Author  :  Tang Zhesheng, Zhang Lin     Source  :    Chinese Social Sciences Today     2014-09-26

  

The cover of Three Body II, the second novel in a sci-fi trilogy by Liu Cixin

  The cover of Subway by Han Song

Development of modern Chinese science fiction has matured despite a rise of grim subject matter dominated by chaotic, apocalyptic scenarios.

Three Body, a sci-fi novel trilogy by Liu Cixin from 2006 to 2010, is based on an invasion of Earth by the alien Trisolarans, a civilization whose home world is rendered uninhabitable because of its unstable gravitational environment. The title refers to the three-body problem in orbital mechanics.

Similar dystopia is portrayed in Wang Jinkang’s Life of Ants (2007), in which people from an ordered, Utopian society suffer a series of tragedies.

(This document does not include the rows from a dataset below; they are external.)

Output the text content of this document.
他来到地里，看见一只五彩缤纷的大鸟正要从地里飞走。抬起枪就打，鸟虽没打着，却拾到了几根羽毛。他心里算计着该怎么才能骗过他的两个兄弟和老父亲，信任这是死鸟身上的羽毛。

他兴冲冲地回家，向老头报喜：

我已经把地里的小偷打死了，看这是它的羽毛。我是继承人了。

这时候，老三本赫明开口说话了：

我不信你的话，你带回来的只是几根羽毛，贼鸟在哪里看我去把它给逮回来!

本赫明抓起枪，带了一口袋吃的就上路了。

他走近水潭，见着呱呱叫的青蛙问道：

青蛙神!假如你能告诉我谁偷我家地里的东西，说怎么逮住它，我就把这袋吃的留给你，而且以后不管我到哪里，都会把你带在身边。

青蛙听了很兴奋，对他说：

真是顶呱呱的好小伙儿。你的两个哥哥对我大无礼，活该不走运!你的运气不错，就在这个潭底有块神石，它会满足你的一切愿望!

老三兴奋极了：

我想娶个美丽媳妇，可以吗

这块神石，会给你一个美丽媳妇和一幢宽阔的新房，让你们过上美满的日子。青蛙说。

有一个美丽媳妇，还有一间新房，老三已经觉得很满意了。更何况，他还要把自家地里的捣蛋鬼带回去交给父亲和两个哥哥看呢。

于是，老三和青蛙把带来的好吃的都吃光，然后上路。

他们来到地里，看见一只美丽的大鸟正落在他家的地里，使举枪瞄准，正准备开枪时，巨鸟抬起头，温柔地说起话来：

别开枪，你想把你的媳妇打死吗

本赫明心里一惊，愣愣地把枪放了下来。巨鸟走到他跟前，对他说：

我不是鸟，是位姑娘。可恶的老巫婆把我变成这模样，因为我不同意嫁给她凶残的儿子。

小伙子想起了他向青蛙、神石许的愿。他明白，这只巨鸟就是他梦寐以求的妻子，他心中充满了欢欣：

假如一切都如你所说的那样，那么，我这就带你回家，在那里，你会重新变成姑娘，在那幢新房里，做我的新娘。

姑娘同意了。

Han Song’s novels Subway (2010) and High-speed Rail (2012) depict bullet trains as carriers of masses of people shuttling back and forth in underground and aboveground graveyards.

All these fictional works share one common trait in that science is held as the root cause of catastrophic disasters.

Confidence in mankind

However, fear of scientific development indicates confidence in mankind to some extent.

Although evil-minded humans fight against their fellow man cruelly in Three Body, they remain the most kind-hearted species in the universe; although the present-day human civilization pales in comparison with alien civilizations, they remain the most intelligent species; although humans feel unprepared for the attack of extra-terrestrials and make continual concessions, they ultimately triumph; and although the universe turns upside down and planets seek hegemony, Earth remains the dominant power.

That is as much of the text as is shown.